Além disso, a ausência de associação entre excesso de peso e mortalidade, bem como o baixo efeito das prevalências de obesidade sobre as taxas de mortalidade no nível agregado, poderiam ser explicados também pelo aumento da prevenção secundária nos dois países, isto é, aumento na detecção precoce de comorbidades e subsequente tratamento, que deve levar à maior sobrevida 40. Um estudo transversal 41 que comparou a mortalidade atribuível ao excesso de peso entre os anos 2005 e 2009 mostrou que, na Argentina, enquanto a prevalência de excesso de peso/obesidade aumentou rapidamente nos últimos anos, a mortalidade atribuível ao excesso de peso se manteve estável.

Por outro lado, não se pode desconsiderar a hipótese de uma provável confusão residual presente nas análises deste trabalho. Como se trata de um estudo ecológico, algum fator importante na associação entre as proporções de indivíduos classificados em cada uma das categorias de IMC das capitais/províncias e as taxas de mortalidade pode não ter sido incluído na análise por não estar disponível nos bancos de dados utilizados. Ressalta-se que nas associações significativas que permaneceram após o ajuste para os fatores de confusão, os limites do intervalo de confiança ficaram próximos à unidade, o que pode evidenciar essa possível limitação.

O presente estudo também evidenciou características interessantes do Brasil e da Argentina, referentes ao IDH e ao nível de escolaridade, que merecem ser destacadas, já que alguns trabalhos 42,43 têm associado tais características às prevalências de excesso de peso e obesidade. No Brasil, houve uma grande variação no IDH entre as regiões, de 0,75 nas capitais da Região Norte a 0,83 nas capitais da Região Sul, e na Argentina estas variações foram menores, de 0,82 nas províncias do Nordeste a 0,86 nas províncias das regiões Pampeana e Patagônica. Esse resultado reflete uma maior polarização entre os estados brasileiros, sendo que nas capitais do Brasil com maior IDH houve menor prevalência de obesidade, e esta relação não foi observada nas províncias argentinas. Já com relação à escolaridade, segundo o Informe Mundial de Escolaridade44, a Argentina é o segundo país latino-americano com a menor taxa de analfabetismo, atrás apenas do Uruguai (1,9% em 2010).

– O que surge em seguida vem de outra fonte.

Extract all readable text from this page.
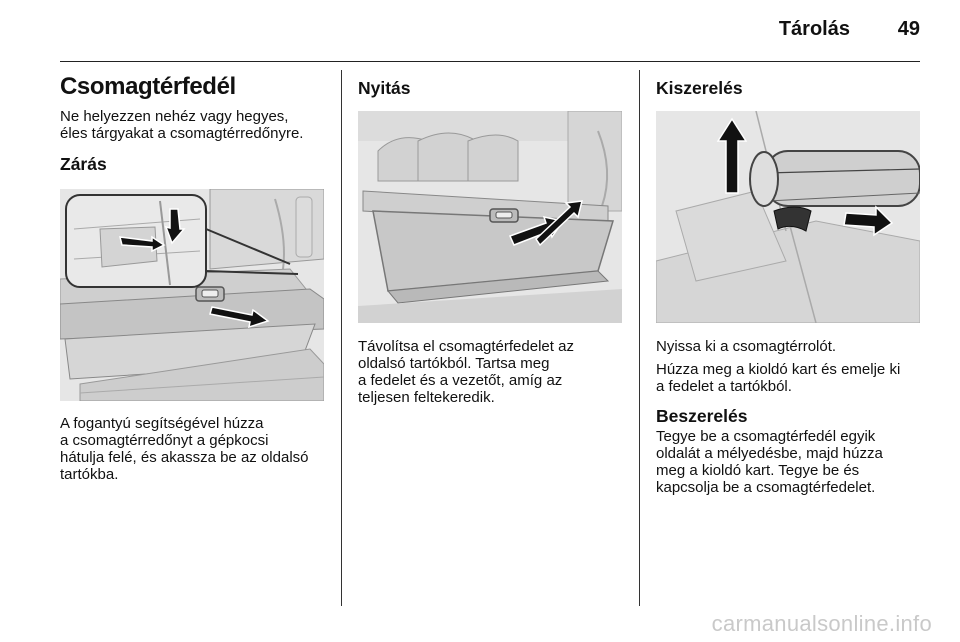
Tárolás	49
Csomagtérfedél

Ne helyezzen nehéz vagy hegyes,

éles tárgyakat a csomagtérredőnyre.

Zárás

A fogantyú segítségével húzza

a csomagtérredőnyt a gépkocsi

hátulja felé, és akassza be az oldalsó

tartókba.

Nyitás

Távolítsa el csomagtérfedelet az

oldalsó tartókból. Tartsa meg

a fedelet és a vezetőt, amíg az

teljesen feltekeredik.

Kiszerelés

Nyissa ki a csomagtérrolót.

Húzza meg a kioldó kart és emelje ki

a fedelet a tartókból.

Beszerelés

Tegye be a csomagtérfedél egyik

oldalát a mélyedésbe, majd húzza

meg a kioldó kart. Tegye be és

kapcsolja be a csomagtérfedelet.

carmanualsonline.info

Entretanto, ao analisar a proporção de indivíduos adultos com pelo menos o ensino médio completo, este estudo mostrou que a situação na Argentina (51%) é bastante inferior àquela encontrada para a população adulta das capitais brasileiras (65,5%).

Dentre as principais limitações deste trabalho, cabe destacar que as informações de peso e altura foram obtidas por autorrelato. Contudo, um estudo de validação mostrou elevadas correlações entre o peso, a altura e o IMC autorrelatados e medidos por antropometria 45. Cabe ainda ressaltar que neste estudo utilizaram-se os dados de prevalência e, mesmo na presença de erros no autorrelato do peso e da altura, o impacto nas estimativas das medidas de prevalência será menor como consequência de menores erros na classificação nutricional. Outra limitação seria o fato de o estado nutricional das capitais/províncias ter sido avaliado única e exclusivamente pelo IMC, sem considerar outros métodos de avaliação da composição corporal, como distribuição da gordura ou outros parâmetros metabólicos. No entanto, apesar das limitações desse índice, os pontos de corte do IMC são os indicadores mais usados e recomendados para medir excesso de peso em nível populacional 46. Finalmente, a utilização de regressão linear múltipla em estudos ecológicos está sujeita ao maior efeito de multicolinearidade devido a uma maior correlação entre as variáveis no nível agregado, o que pode interferir na medida de efeito analisada. Tal limitação foi contornada pela análise do VIF em todos os passos da análise de regressão.

Em conclusão, este estudo mostrou que, em nível agregado, maiores prevalências de obesidade estão associadas a maiores taxas de mortalidade geral nas capitais brasileiras e províncias argentinas. Os resultados são importantes do ponto de vista clínico e de saúde pública, visto que a obesidade vem aumentando consideravelmente nos últimos anos, indicando que, no curto prazo, um maior número de indivíduos pode ter morte precoce devido a este problema.